Raquel*, por exemplo, estava grávida do segundo filho quando descobriu que seu marido tinha um problema com apostas. Ele chegou a pedir ajuda várias vezes, mas não conseguiu parar. As perdas financeiras foram enormes: 40 mil reais da mãe dele, 50 mil da venda de um carro, 20 mil de um empréstimo feito no nome do pai dela e até 40 mil da entrada de uma casa. Ela tenta reverter essa última transação na Justiça.

Raquel conta que, além do vício em apostas, o marido começou a beber e chegava em casa bêbado, após perder dinheiro. Isso foi o ponto final para ela, que decidiu pedir o divórcio enquanto ainda estava grávida.

Por Que as Apostas São Tão Viciantes?

As apostas esportivas, ou “bets”, seguem um modelo de cota fixa, no qual o apostador faz um palpite baseado em situações de um evento esportivo, como o placar final de uma partida ou o desempenho de um jogador específico. A cada possibilidade de aposta, existe uma “odd”, que determina a taxa de ganho ou perda.

Especialistas apontam que a popularidade dessas plataformas no Brasil está ligada à paixão nacional pelo futebol.

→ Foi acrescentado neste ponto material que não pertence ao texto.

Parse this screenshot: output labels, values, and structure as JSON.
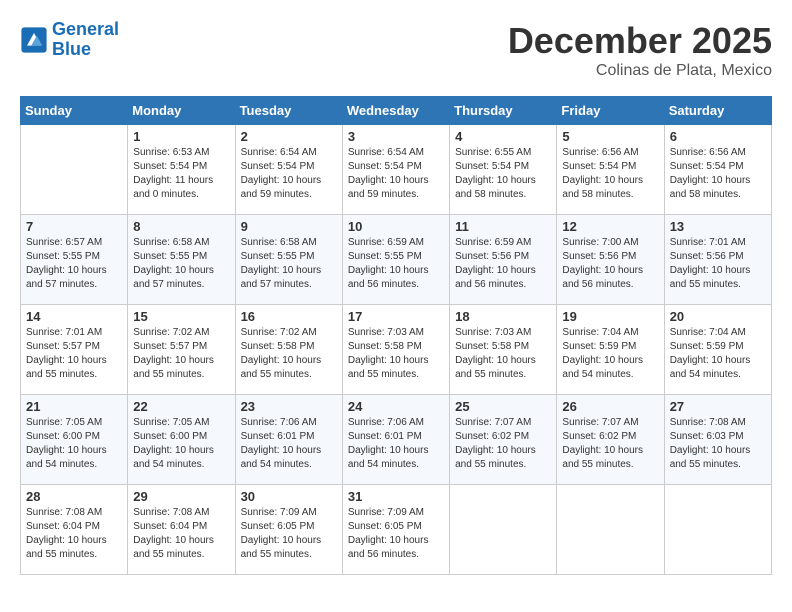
{
  "header": {
    "logo_line1": "General",
    "logo_line2": "Blue",
    "month": "December 2025",
    "location": "Colinas de Plata, Mexico"
  },
  "days_of_week": [
    "Sunday",
    "Monday",
    "Tuesday",
    "Wednesday",
    "Thursday",
    "Friday",
    "Saturday"
  ],
  "weeks": [
    [
      {
        "day": "",
        "info": ""
      },
      {
        "day": "1",
        "info": "Sunrise: 6:53 AM\nSunset: 5:54 PM\nDaylight: 11 hours\nand 0 minutes."
      },
      {
        "day": "2",
        "info": "Sunrise: 6:54 AM\nSunset: 5:54 PM\nDaylight: 10 hours\nand 59 minutes."
      },
      {
        "day": "3",
        "info": "Sunrise: 6:54 AM\nSunset: 5:54 PM\nDaylight: 10 hours\nand 59 minutes."
      },
      {
        "day": "4",
        "info": "Sunrise: 6:55 AM\nSunset: 5:54 PM\nDaylight: 10 hours\nand 58 minutes."
      },
      {
        "day": "5",
        "info": "Sunrise: 6:56 AM\nSunset: 5:54 PM\nDaylight: 10 hours\nand 58 minutes."
      },
      {
        "day": "6",
        "info": "Sunrise: 6:56 AM\nSunset: 5:54 PM\nDaylight: 10 hours\nand 58 minutes."
      }
    ],
    [
      {
        "day": "7",
        "info": "Sunrise: 6:57 AM\nSunset: 5:55 PM\nDaylight: 10 hours\nand 57 minutes."
      },
      {
        "day": "8",
        "info": "Sunrise: 6:58 AM\nSunset: 5:55 PM\nDaylight: 10 hours\nand 57 minutes."
      },
      {
        "day": "9",
        "info": "Sunrise: 6:58 AM\nSunset: 5:55 PM\nDaylight: 10 hours\nand 57 minutes."
      },
      {
        "day": "10",
        "info": "Sunrise: 6:59 AM\nSunset: 5:55 PM\nDaylight: 10 hours\nand 56 minutes."
      },
      {
        "day": "11",
        "info": "Sunrise: 6:59 AM\nSunset: 5:56 PM\nDaylight: 10 hours\nand 56 minutes."
      },
      {
        "day": "12",
        "info": "Sunrise: 7:00 AM\nSunset: 5:56 PM\nDaylight: 10 hours\nand 56 minutes."
      },
      {
        "day": "13",
        "info": "Sunrise: 7:01 AM\nSunset: 5:56 PM\nDaylight: 10 hours\nand 55 minutes."
      }
    ],
    [
      {
        "day": "14",
        "info": "Sunrise: 7:01 AM\nSunset: 5:57 PM\nDaylight: 10 hours\nand 55 minutes."
      },
      {
        "day": "15",
        "info": "Sunrise: 7:02 AM\nSunset: 5:57 PM\nDaylight: 10 hours\nand 55 minutes."
      },
      {
        "day": "16",
        "info": "Sunrise: 7:02 AM\nSunset: 5:58 PM\nDaylight: 10 hours\nand 55 minutes."
      },
      {
        "day": "17",
        "info": "Sunrise: 7:03 AM\nSunset: 5:58 PM\nDaylight: 10 hours\nand 55 minutes."
      },
      {
        "day": "18",
        "info": "Sunrise: 7:03 AM\nSunset: 5:58 PM\nDaylight: 10 hours\nand 55 minutes."
      },
      {
        "day": "19",
        "info": "Sunrise: 7:04 AM\nSunset: 5:59 PM\nDaylight: 10 hours\nand 54 minutes."
      },
      {
        "day": "20",
        "info": "Sunrise: 7:04 AM\nSunset: 5:59 PM\nDaylight: 10 hours\nand 54 minutes."
      }
    ],
    [
      {
        "day": "21",
        "info": "Sunrise: 7:05 AM\nSunset: 6:00 PM\nDaylight: 10 hours\nand 54 minutes."
      },
      {
        "day": "22",
        "info": "Sunrise: 7:05 AM\nSunset: 6:00 PM\nDaylight: 10 hours\nand 54 minutes."
      },
      {
        "day": "23",
        "info": "Sunrise: 7:06 AM\nSunset: 6:01 PM\nDaylight: 10 hours\nand 54 minutes."
      },
      {
        "day": "24",
        "info": "Sunrise: 7:06 AM\nSunset: 6:01 PM\nDaylight: 10 hours\nand 54 minutes."
      },
      {
        "day": "25",
        "info": "Sunrise: 7:07 AM\nSunset: 6:02 PM\nDaylight: 10 hours\nand 55 minutes."
      },
      {
        "day": "26",
        "info": "Sunrise: 7:07 AM\nSunset: 6:02 PM\nDaylight: 10 hours\nand 55 minutes."
      },
      {
        "day": "27",
        "info": "Sunrise: 7:08 AM\nSunset: 6:03 PM\nDaylight: 10 hours\nand 55 minutes."
      }
    ],
    [
      {
        "day": "28",
        "info": "Sunrise: 7:08 AM\nSunset: 6:04 PM\nDaylight: 10 hours\nand 55 minutes."
      },
      {
        "day": "29",
        "info": "Sunrise: 7:08 AM\nSunset: 6:04 PM\nDaylight: 10 hours\nand 55 minutes."
      },
      {
        "day": "30",
        "info": "Sunrise: 7:09 AM\nSunset: 6:05 PM\nDaylight: 10 hours\nand 55 minutes."
      },
      {
        "day": "31",
        "info": "Sunrise: 7:09 AM\nSunset: 6:05 PM\nDaylight: 10 hours\nand 56 minutes."
      },
      {
        "day": "",
        "info": ""
      },
      {
        "day": "",
        "info": ""
      },
      {
        "day": "",
        "info": ""
      }
    ]
  ]
}
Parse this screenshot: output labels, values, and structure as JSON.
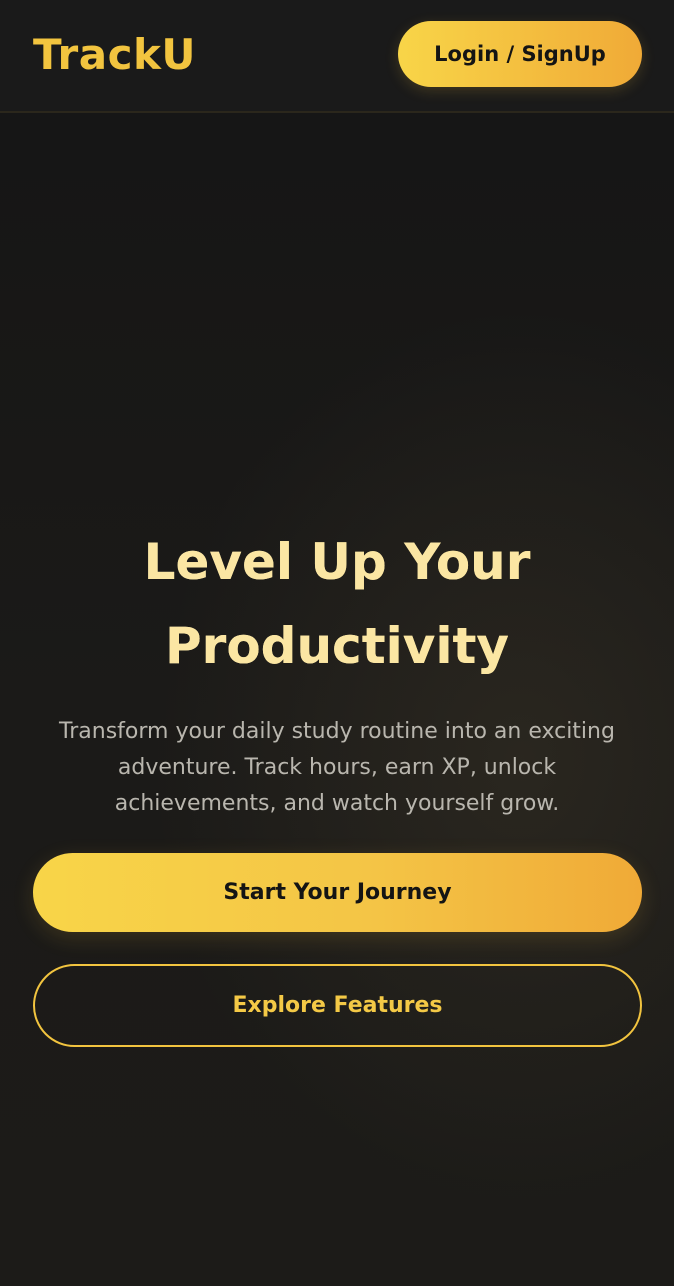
{
  "header": {
    "brand": "TrackU",
    "login_label": "Login / SignUp"
  },
  "hero": {
    "title_line1": "Level Up Your",
    "title_line2": "Productivity",
    "subtitle": "Transform your daily study routine into an exciting adventure. Track hours, earn XP, unlock achievements, and watch yourself grow.",
    "primary_cta": "Start Your Journey",
    "secondary_cta": "Explore Features"
  },
  "colors": {
    "accent": "#f2c43f",
    "accent_gradient_end": "#f0aa37",
    "background": "#161616",
    "title_text": "#fbe6a3",
    "body_text": "#b9b6ae"
  }
}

Para muitos, o esporte e as apostas tornaram-se inseparáveis, como foi o caso de Felipe, que relata não conseguir assistir a uma partida sem sentir a necessidade de apostar.

Além disso, as apostas oferecem a ilusão de um ganho fácil, o que atrai especialmente pessoas de baixa renda. Elas veem no jogo uma oportunidade de melhorar sua situação financeira, mesmo que essa esperança seja muitas vezes ilusória.

Um Vício Com Consequências Graves

A advogada Patrícia Gorisch e a pesquisadora Paula Carpes Victório, em artigo para o IBDFAM, destacam que a dependência em jogos está associada a um ciclo vicioso de excitação, alívio, culpa e ansiedade. Esse ciclo é reforçado pelo chamado “reforço intermitente”, que cria uma expectativa constante de ganhar, tornando o comportamento cada vez mais difícil de controlar.

O Vício Além do Jogo

O vício em jogos raramente vem sozinho. Ele muitas vezes está associado a outros problemas de saúde, como o alcoolismo, ou a questões familiares mais amplas. O assistente social e terapeuta familiar Vinicius de Souza Campos afirma que, nos últimos dois anos, mais da metade dos casos que ele atendeu em clínicas envolviam o vício em jogos.

Segundo ele, muitas vezes o problema do jogo está camuflado por outras demandas, como violência patrimonial ou até mesmo física, em decorrência do vício. Além disso, crianças que convivem em ambientes onde um dos pais é viciado em jogos podem apresentar comportamentos violentos ou agitados, evidenciando o impacto do problema em toda a família.

Conclusão: Enfrentar o Vício e Buscar Ajuda

A história de Felipe e tantos outros casos revelam a necessidade de maior conscientização sobre os riscos do vício em apostas e jogos de azar. O diálogo dentro da família e a busca por ajuda profissional são essenciais para enfrentar o problema, mas é preciso também que haja campanhas de prevenção mais abrangentes.

Como afirmou o ministro da Fazenda, Fernando Haddad, o Brasil enfrenta uma “pandemia” de dependência em jogos, e é necessário agir para proteger as famílias envolvidas.

* Os nomes verdadeiros dos envolvidos foram preservados nessa matéria


FAQs

  1. Por que as apostas esportivas são tão viciantes?
    A combinação de excitação e a promessa de ganhos rápidos tornam as apostas extremamente atrativas. O ciclo de ganho e perda, reforçado por recompensas aleatórias, dificulta o controle.
  2. As apostas podem realmente causar divórcios?
    Sim, muitos casamentos terminam devido às dívidas e ao comportamento associado ao vício em apostas, como ausência emocional e até violência.
  3. Quais são os sinais de que alguém está viciado em apostas?
    Comportamentos como isolamento, mudanças no humor, dívidas crescentes e perda de interesse em outras atividades são comuns em quem está viciado.
  4. Existem tratamentos eficazes para o vício em apostas?
    Sim, o tratamento envolve terapia psicológica, grupos de apoio e, em alguns casos, medicação. O apoio da família também é crucial.
  5. O governo brasileiro está fazendo algo sobre isso?
    Sim, o governo está em processo de regulamentação das apostas e busca implementar medidas para proteger os jogadores e suas famílias.